Ausflug in mein Schneckental

  • Hallo miteinander,

    nach langer Pause konnte ich wieder einmal in mein früheres Schneckenrevier fahren, in das Berntal zwischen Leistadt und Kallstadt an der Weinstraße. Natürlich war mir klar, dass im Winter keine Gehäuseschnecken aktiv sind und die alten, leeren Häuschen schon lange verspeist wurden. Aber voller Freude und Hoffnung wollte ich unbedingt versuchen, doch noch ein paar Schneckenhäuschen zu finden.

    Es war ein trüber und nasser Tag.

    Das Berntal ist insoweit eine Besonderheit, als es ein Quertal am Rande der Weinstraße (also zwischen Pfälzerwald-Randgebirge und Rheintal) ist, das von Kalkfelsen eingefasst wird. Im Tal selbst gibt es viel Buschwerk und auch alte Streuobstwiesen. Fast überall sind die Hänge neben den Wegen mit alten Trockenmauern aus Kalksteinen gesichert. Die Sonnenseite der Talränder ist in Terrassen angelegt, die früher mit Wein bepflanzt waren. Heute sieht man außer wucherndem Gebüsch nur noch kleinere Wiesenflächen. Oberhalb der Talränder wächst Wein.

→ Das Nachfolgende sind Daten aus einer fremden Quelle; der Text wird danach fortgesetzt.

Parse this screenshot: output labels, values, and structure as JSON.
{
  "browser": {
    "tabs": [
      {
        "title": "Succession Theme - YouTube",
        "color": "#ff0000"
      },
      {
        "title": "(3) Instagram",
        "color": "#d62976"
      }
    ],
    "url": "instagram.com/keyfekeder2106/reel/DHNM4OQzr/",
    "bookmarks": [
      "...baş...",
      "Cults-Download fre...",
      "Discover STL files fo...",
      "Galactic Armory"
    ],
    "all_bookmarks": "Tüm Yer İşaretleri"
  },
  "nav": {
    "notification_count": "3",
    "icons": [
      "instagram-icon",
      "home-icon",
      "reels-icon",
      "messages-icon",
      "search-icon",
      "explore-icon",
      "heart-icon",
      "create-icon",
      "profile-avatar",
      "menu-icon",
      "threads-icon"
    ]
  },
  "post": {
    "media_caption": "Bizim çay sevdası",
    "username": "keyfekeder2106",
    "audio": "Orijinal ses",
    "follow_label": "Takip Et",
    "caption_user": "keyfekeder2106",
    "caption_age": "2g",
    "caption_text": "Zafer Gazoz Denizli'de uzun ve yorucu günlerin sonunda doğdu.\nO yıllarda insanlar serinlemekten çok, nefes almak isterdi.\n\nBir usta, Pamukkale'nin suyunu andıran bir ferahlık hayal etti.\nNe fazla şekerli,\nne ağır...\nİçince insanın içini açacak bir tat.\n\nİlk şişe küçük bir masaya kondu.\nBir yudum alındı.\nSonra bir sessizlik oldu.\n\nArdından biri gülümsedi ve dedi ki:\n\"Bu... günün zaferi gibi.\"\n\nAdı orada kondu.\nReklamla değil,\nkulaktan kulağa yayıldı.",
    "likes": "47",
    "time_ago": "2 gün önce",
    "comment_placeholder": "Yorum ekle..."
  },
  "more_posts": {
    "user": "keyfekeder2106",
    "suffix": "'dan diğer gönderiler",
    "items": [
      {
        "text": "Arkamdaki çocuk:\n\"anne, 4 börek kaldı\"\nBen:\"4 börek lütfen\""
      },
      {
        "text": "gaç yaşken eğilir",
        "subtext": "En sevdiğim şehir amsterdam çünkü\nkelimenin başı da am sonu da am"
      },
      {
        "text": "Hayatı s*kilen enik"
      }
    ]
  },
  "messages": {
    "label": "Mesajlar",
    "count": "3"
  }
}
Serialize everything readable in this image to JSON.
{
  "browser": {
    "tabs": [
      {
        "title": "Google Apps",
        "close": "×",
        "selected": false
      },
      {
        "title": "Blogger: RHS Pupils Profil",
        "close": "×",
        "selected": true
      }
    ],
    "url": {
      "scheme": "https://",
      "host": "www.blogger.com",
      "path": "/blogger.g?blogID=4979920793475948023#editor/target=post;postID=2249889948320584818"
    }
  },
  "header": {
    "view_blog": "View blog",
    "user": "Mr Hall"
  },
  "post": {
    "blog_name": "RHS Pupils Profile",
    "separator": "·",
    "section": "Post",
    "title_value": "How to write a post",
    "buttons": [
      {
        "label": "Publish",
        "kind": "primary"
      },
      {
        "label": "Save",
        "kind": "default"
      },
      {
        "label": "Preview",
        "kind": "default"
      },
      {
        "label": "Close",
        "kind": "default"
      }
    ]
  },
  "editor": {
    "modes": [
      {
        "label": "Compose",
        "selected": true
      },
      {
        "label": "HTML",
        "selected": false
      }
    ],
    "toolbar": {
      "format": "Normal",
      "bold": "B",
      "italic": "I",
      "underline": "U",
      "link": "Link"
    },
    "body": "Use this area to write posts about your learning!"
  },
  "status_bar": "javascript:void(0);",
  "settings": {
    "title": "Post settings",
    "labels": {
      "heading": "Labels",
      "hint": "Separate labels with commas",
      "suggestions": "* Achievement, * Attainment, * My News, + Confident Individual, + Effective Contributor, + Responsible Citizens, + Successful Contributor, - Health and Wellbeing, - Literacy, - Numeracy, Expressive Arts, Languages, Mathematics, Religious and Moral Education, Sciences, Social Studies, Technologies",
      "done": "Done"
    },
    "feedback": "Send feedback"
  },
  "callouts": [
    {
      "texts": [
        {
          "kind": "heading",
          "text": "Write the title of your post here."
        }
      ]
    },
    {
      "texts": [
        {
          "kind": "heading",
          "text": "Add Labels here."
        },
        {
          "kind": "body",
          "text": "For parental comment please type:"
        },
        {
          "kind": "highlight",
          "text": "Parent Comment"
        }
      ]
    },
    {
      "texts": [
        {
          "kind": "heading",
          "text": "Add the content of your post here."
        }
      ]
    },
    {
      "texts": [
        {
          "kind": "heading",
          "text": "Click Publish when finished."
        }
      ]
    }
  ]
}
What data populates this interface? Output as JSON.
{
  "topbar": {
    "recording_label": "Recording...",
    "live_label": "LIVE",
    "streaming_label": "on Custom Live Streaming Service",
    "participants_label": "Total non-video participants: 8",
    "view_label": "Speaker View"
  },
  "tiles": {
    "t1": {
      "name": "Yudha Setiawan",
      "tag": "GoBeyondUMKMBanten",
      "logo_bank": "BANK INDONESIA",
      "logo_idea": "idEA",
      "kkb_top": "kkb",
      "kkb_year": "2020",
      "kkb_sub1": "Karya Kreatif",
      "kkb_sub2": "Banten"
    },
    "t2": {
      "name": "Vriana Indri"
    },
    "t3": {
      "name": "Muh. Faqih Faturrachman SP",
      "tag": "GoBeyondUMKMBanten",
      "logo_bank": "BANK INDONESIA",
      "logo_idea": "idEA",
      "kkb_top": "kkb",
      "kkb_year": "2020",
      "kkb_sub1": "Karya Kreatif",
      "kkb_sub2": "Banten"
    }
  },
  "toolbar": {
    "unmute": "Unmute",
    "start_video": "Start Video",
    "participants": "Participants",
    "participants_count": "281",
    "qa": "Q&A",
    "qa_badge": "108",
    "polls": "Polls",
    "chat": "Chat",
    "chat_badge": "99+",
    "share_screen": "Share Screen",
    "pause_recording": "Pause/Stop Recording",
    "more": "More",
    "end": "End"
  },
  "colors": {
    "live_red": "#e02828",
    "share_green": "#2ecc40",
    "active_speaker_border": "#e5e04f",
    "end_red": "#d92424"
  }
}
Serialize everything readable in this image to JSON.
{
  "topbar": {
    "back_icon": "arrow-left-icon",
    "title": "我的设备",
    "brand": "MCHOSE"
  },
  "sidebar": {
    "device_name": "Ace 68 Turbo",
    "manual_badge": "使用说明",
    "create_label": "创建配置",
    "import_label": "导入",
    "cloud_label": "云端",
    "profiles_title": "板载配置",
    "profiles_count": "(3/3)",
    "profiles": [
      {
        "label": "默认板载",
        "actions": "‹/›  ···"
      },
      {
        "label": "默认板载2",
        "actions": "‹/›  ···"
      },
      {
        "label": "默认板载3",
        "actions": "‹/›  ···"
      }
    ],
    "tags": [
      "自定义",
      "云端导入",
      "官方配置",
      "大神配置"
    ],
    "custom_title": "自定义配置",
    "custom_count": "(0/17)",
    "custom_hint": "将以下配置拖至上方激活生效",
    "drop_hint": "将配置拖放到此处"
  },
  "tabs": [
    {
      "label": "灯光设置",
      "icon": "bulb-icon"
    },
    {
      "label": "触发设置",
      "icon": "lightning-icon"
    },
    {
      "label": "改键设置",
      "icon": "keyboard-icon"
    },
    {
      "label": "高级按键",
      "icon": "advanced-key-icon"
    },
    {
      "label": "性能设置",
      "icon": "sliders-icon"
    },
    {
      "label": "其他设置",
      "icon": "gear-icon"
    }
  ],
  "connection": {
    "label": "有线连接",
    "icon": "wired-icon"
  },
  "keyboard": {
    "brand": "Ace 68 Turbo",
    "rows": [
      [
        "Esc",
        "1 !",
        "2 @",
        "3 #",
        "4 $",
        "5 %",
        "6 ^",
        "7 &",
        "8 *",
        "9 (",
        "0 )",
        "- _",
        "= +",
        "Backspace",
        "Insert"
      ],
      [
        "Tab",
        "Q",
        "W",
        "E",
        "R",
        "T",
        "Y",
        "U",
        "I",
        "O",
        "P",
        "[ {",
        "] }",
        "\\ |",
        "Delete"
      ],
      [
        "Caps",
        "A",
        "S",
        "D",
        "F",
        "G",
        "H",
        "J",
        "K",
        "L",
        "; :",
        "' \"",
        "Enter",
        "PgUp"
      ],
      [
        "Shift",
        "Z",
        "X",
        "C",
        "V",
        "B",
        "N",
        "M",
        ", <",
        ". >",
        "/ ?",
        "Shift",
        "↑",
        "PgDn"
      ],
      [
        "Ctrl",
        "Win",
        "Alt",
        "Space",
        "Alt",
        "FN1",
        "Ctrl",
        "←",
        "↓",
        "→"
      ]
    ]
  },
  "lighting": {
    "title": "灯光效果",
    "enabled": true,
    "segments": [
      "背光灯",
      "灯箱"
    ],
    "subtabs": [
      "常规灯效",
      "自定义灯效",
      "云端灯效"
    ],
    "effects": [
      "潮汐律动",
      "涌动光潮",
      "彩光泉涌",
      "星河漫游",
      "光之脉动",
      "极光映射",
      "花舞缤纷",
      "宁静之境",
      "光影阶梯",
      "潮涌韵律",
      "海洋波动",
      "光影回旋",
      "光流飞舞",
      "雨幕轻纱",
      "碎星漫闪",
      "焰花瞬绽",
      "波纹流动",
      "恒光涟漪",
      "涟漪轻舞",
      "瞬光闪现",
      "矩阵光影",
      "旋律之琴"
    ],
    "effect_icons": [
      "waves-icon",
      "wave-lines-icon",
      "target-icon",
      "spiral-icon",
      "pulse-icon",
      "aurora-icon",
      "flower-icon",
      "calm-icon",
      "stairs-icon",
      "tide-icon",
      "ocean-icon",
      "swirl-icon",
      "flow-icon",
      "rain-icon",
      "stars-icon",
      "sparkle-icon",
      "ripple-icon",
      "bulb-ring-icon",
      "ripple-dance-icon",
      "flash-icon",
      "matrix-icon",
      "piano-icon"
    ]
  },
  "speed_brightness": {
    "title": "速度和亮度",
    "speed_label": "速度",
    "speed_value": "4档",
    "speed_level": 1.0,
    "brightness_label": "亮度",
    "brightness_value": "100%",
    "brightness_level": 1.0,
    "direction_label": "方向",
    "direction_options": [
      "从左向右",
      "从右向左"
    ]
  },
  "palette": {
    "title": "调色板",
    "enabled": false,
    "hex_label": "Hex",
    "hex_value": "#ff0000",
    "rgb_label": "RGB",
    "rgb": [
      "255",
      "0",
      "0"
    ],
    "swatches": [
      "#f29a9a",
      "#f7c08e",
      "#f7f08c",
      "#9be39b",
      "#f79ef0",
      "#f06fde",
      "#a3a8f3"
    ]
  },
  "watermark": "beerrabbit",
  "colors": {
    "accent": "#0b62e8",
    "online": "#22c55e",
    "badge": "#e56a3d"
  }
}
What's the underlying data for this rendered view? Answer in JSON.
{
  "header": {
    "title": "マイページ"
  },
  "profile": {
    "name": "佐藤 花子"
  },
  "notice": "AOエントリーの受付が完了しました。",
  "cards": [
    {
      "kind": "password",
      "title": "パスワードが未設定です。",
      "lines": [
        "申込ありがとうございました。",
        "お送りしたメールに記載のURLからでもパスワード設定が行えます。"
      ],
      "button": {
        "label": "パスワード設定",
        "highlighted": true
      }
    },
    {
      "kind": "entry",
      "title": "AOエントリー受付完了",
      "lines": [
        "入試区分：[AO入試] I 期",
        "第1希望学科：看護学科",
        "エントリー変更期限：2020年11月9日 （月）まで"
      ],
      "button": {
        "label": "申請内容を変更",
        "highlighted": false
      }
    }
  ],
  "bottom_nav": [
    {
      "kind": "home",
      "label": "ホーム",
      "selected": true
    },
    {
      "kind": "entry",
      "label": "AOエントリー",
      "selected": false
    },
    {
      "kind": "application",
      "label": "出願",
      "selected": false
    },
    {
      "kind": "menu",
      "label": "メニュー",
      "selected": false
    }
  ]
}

    Die Talhänge werden an vielen Stellen von Kalkfelsen mit Magerrasen begrenzt. Das Gebiet steht unter Naturschutz.
    Für Gehäuseschnecken sind Gegenden, in denen Kalk vorkommt, sehr förderlich. In meiner Wohngegend Pfälzerwald kommt leider so gut wie kein Kalk im Boden vor.

    Gleich geht es mit Teil 2 weiter.

    Herzliche Grüße Rosmarie

    "Sollte man nicht überhaupt begeistert sein über die Welt, in der man lebt?" (Ausspruch von Kasimir hier im Naturforum)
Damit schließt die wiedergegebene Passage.